On July 11, 2013, I told you how IP traffic on the internet was going to grow four times in size. I wrote:
“Within the next four years, the size of the internet is expected to quadruple in size. By 2016, annual IP traffic is predicted to reach 1.3 zettabytes (to put that in perspective, there are 1 trillion gigabytes in a single zettabyte).””
And I went on to tell you why this was going to happen and the cloud stocks you should own.
Palo Alto (NYSE: PANW) went from $43 to $229.
Citrix Systems (NASDAQ: CTXS) went from $45 to $148.
And Cisco Systems (NASDAQ: CSCO) went from $24 to $55.
A few years later, on May 25, 2016, I told my readers to buy Bitcoin and Ethereum, writing that Bitcoin was the new gold. My readers made profits of 2,528% and 1,040.32%, respectively.
The secret to investing is to recognize an almost incomprehensibly large new trend and buy the companies that will benefit from it.
This is why I am heavily invested in 5G, fintech, and, yes, the cloud.
But there is another monster investment opportunity coming your way and I bet you’ve never heard of it. It’s called “spatial computing” (SC).
You’ve probably heard of virtual reality (VR), the internet of things (IoT), and artificial intelligence (AI), but you’ve never heard of SC.
The term spatial computing was coined by MIT Media Lab alumnus Simon Greenwold in 2003. He envisioned that these three concepts could combine. They would interact with each other using sensors, computer vision that tracks movement, and computer intelligence to make it work.
It reminds me of cellphones before Apple came out with the iPhone. We all knew the smartphone was coming. All the pieces were there — they were just waiting for someone to put them all together. Steve Jobs was that someone and Apple made many investors stupid rich.

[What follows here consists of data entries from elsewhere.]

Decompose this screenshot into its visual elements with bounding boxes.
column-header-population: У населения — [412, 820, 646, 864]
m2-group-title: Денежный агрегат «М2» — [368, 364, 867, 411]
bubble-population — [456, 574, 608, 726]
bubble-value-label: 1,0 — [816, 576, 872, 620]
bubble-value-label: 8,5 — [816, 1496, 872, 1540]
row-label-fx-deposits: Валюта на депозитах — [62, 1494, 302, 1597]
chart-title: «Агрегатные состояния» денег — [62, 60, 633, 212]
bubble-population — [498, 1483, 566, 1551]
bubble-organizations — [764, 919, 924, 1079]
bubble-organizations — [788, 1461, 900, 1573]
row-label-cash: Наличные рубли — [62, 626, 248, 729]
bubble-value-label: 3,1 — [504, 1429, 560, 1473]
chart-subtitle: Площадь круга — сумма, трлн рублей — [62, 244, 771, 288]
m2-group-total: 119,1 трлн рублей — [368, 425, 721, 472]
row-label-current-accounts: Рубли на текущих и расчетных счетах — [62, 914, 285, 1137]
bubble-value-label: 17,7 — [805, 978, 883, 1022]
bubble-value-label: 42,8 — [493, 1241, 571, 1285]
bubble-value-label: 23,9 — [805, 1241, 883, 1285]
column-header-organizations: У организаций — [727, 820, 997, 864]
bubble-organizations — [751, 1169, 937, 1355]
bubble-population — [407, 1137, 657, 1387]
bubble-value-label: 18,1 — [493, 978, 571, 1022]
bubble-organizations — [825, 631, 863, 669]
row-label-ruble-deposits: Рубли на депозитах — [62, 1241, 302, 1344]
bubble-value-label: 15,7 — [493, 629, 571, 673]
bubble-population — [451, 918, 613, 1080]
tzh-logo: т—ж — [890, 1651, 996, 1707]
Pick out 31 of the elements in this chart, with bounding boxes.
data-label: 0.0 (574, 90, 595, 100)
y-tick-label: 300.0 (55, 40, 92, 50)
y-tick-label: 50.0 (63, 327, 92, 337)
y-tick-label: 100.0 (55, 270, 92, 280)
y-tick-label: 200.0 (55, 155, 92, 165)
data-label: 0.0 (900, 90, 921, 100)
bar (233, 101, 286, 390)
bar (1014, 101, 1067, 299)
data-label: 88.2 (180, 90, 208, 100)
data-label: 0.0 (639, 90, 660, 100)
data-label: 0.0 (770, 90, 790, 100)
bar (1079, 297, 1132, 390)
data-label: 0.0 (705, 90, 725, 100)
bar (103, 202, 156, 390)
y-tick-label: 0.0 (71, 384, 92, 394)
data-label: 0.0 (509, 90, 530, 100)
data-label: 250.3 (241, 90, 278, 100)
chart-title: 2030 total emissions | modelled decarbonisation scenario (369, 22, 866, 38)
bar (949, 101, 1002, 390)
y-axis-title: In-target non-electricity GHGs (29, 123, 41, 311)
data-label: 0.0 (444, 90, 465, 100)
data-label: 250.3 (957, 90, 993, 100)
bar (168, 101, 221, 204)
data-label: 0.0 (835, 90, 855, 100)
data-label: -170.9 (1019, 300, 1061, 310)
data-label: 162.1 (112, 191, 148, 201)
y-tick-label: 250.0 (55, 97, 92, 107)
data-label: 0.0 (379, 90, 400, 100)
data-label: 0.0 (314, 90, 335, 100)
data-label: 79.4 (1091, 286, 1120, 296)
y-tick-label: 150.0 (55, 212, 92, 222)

But now the new trend is bringing self-guided computers into the real world. SC adds the third dimension to computers.
The future is robots working in warehouses, autonomous cars, drone delivery, or even medical holograms — not to mention automated weapons of war…
Jennifer Esposito is the VP of health for Magical Leap, an SC company that is doing great things in the medical world. She was quoted in Medcitynews.com:
“When we talk about spatial computing, it is really the idea that the digital world and the physical world are fully interacting. They are aware of each other. There are things like persistence so if you believe something in the digital world, it will be there when you come back and there is this interactivity between the physical and the digital world. That’s how we try to define and differentiate it. We see it as a new computing platform using things like computer vision to make this merger of the physical and the digital possible.”
Magical Leap is making systems where a doctor can practice an operation in a virtual or holographic world using exact replicas of the patient's internal organs.
The company is teaming up with Brainlab, a German company that is awaiting FDA approval for its Mixed Reality Viewer.
Instead of looking at a 2D screen, the doctor can interact with a 3D hologram containing vast layers of big data in real time with consultants from around the world. In theory, they could do this while the patient is in the ambulance on the way to the hospital.
There are of course endless possibilities for this technology, from architecture to sports, and many that have yet to be thought up.
Magic Leap is still private but has gone through seven rounds of funding and raised $2.6 billion — which is huge.
That said, there are other ways to play the dawn of spatial computing while we are waiting for more IPOs, including the companies that make the sensors, chips, and parts (like Palo Alto).